Unfortunately, for this problem, the meeting point must be one of the original points, so the geometric median doesn't solve it.

However, if the set of points is fairly random (that is, not chosen adversarially), then the best meeting point seems likely to be one of the closest points in the set to the geometric median.

So we have a chance of finding the best meeting point by taking a heuristic approach: compute an approximation G to the geometric median, sort the points by their distance from G, look at the closest k points, and pick the best one. If we choose ε to be small enough, and k to be large enough (but not so large that the computation takes too long), then we'll get the right answer.

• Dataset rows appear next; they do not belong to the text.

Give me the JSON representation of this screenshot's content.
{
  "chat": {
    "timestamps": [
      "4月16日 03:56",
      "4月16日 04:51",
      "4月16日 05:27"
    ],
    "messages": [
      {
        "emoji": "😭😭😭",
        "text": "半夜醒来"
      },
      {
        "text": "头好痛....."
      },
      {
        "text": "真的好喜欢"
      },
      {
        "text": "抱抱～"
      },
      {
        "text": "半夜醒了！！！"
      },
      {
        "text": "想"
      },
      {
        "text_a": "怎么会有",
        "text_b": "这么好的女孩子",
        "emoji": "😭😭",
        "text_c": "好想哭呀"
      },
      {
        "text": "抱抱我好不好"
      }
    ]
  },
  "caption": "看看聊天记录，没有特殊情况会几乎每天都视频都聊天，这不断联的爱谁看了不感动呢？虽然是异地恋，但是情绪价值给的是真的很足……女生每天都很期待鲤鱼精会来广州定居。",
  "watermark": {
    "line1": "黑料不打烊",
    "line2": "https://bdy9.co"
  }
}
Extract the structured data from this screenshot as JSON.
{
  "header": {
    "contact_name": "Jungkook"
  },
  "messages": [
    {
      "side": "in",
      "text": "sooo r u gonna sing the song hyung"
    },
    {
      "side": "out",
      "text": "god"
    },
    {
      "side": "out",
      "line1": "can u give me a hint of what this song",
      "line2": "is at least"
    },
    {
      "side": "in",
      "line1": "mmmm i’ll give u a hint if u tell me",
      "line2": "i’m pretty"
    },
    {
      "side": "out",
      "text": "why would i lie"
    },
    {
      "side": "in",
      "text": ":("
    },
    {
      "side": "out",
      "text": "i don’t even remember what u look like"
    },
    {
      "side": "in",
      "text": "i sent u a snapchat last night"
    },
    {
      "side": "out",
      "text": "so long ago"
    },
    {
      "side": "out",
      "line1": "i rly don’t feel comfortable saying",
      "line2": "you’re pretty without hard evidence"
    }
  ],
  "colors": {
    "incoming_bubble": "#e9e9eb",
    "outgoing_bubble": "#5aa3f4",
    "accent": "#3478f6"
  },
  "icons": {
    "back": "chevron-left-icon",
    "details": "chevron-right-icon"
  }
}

from heapq import nsmallest

def best_meeting_point(points, epsilon, k):
    """
    Return (a guess at) the point in `points` that minimizes the sum
    of distances to the other points, by computing an approximation
    `G` to the geometric median (using `epsilon`) and then taking the
    best point among the closest `k` points to `G`.
    """
    G = geometric_median(points, epsilon)
    closest_k = nsmallest(k, points, key = lambda P: distance(G, P))
    return min(closest_k, key = lambda P: total_distance(P, points))

This runs in O(jn + kn) where j iterations are needed for Weiszfeld's algorithm to converge. j doesn't grow proportionally with n (it depends on ε and on the magnitude of the coordinates in the input), so this is o(n²).

But beware: if the points are chosen adversarially, I think k might have to grow like Ω(n). I don't know an efficient algorithm for finding the answer in this case. So whether you can use this algorithm to pass the challenge at interviewstreet.com depends on how nice their test cases are. Good luck!